Herkes değişik zaman dilimlerinde programlar yapıp zamanı el verdiğince, Şemkohota, Tahbura, Eğnaçora, Zargistala, Gundeğona, Şarınçora, Pilunçuta, Pelata, Lazlakara, Abelata, Çağcora gidiyor…
Yaylalarımız bakımsız, yaylacısız, ineksiz ve ıssız kalmıştır son otuz yılda!
Son birkaç senede bu kısır döngü tersine dönmesine rağmen istenilen seviyede değildir maalesef. Çok az olsa da yeni evler yapılıyor bu durum benim gibi yayla aşığı olan birisini sevindiriyor ama elbette yeterli değil. Daha çok insanımız duyarlılık göstererek yayla evlerini yeniden elden geçirip mümkünse yenisini yapmalıdır.
Yeniden yaylalarımıza gezmek için gitsek de, eski gelenekleri yaşatacak toplumsal bir refleks gösteremiyoruz!
Hâlbuki imkânlarımız bugün çok daha fazla. Yaz gelmeden bahar aylarında bu gezileri organize edebilirsek toplu olarak bu güzellikleri hala yaşayabiliriz diye düşünüyorum.
Bu düşünceyle, önümüzde ki sene “Parosunu al Behura gel!” sloganıyla Şemkehot Yaylamıza hep birlikte “Behur Yolculuğu” yapabiliriz.
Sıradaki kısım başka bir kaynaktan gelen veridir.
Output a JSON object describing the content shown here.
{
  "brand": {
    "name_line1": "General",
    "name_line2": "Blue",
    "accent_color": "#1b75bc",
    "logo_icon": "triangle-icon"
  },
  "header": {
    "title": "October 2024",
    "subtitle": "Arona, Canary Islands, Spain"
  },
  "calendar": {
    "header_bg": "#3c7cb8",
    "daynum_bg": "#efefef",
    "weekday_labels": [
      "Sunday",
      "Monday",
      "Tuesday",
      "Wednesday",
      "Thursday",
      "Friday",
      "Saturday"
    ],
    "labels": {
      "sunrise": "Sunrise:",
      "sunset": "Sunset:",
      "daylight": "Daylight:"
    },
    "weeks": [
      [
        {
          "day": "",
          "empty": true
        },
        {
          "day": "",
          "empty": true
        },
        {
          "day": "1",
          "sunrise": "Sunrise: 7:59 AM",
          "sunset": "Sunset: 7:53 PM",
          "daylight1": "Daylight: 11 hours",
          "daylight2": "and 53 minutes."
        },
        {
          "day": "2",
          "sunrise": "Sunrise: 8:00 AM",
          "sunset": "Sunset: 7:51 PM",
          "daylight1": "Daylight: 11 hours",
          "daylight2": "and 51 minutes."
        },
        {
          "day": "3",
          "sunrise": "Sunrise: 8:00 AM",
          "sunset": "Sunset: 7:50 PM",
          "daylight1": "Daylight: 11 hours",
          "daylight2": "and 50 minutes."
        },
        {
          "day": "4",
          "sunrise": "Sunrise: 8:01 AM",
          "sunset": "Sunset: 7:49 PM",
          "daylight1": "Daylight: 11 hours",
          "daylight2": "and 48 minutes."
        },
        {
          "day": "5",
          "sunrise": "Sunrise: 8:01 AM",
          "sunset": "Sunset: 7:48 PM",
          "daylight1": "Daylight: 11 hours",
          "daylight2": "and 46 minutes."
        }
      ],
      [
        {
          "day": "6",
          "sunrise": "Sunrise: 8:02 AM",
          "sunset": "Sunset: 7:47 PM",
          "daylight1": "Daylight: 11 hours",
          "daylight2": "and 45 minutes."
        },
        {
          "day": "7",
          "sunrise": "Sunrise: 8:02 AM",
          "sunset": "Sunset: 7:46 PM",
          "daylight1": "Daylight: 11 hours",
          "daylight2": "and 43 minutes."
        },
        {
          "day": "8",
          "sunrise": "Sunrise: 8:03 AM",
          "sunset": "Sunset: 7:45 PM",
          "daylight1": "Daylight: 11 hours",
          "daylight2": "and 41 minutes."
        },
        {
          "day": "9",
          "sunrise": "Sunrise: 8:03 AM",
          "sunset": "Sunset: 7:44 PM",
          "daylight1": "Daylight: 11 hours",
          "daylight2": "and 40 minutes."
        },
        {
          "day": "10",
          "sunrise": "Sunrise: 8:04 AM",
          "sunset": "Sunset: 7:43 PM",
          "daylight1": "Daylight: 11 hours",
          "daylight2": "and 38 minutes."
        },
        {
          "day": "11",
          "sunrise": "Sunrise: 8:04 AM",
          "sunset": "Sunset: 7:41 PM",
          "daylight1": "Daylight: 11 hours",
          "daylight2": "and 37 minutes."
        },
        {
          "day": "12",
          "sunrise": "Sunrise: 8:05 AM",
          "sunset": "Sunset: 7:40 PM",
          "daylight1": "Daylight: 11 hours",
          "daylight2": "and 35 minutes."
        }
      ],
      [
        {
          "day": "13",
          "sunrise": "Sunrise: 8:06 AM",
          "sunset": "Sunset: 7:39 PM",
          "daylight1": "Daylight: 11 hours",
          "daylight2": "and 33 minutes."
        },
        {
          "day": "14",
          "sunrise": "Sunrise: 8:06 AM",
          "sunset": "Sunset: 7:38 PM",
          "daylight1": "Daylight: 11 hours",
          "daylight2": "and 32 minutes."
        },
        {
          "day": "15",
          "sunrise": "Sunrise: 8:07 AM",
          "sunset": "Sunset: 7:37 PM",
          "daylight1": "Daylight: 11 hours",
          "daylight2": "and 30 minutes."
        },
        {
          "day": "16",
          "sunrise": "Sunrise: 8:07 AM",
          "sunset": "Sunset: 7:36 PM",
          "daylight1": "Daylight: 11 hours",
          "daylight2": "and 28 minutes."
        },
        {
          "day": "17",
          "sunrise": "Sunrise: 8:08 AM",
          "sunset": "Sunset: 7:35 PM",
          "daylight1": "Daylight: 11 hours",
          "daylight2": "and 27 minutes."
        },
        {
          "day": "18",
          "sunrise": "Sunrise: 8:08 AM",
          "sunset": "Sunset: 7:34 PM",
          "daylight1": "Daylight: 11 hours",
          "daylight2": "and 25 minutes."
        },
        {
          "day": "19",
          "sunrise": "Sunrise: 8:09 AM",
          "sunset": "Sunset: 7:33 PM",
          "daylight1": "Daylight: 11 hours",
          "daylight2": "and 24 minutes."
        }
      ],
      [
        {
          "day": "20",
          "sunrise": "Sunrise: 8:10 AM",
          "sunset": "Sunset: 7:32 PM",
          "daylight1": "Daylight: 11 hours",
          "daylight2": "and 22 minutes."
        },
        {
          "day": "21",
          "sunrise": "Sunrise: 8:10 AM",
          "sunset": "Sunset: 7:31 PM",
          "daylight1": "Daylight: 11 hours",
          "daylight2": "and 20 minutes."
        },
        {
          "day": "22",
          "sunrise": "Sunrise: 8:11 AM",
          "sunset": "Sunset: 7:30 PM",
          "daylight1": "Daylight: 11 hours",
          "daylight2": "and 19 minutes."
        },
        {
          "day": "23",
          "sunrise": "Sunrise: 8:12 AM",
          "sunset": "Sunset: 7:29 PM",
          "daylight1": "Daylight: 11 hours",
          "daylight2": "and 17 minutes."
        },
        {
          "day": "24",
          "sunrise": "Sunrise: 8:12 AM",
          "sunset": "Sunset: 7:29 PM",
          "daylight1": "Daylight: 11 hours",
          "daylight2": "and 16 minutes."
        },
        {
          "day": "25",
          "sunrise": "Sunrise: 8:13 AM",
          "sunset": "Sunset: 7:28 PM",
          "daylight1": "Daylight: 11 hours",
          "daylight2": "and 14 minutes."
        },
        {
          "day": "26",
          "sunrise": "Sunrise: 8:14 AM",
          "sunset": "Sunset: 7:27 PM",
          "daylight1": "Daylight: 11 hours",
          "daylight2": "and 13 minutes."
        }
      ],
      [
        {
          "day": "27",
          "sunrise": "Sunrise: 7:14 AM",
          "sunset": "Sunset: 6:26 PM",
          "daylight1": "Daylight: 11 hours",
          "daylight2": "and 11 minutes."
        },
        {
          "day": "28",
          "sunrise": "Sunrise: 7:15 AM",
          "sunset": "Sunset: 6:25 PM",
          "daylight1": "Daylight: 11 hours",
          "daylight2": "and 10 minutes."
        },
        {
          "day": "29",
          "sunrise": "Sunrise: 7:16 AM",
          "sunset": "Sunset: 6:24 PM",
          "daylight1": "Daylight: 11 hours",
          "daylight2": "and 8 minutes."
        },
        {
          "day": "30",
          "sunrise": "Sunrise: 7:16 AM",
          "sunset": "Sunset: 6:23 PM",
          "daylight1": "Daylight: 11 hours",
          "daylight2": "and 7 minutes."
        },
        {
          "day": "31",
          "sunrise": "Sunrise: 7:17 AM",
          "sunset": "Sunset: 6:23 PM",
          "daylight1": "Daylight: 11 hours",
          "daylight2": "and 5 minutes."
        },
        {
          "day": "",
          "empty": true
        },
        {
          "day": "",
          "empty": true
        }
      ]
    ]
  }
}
Ağustos ayı geldi ve ben özlem duyduğum o güzelim günleri düşünürken yıllar öncesine giderek Senoz Vadisine, köyüme, yaylalarımıza bir selam vereyim istedim.
Bende izleri hiç silinmeyecek “Behur Yolculuklarına” katılan tüm ölmüşlerimize Allah’tan rahmet diliyorum.
Hep birlikte yeni, yepyeni “Behur Yolculuklarında” buluşmak umudu ve dileğiyle...
Görüşmek üzere; Allah’a emanet olun…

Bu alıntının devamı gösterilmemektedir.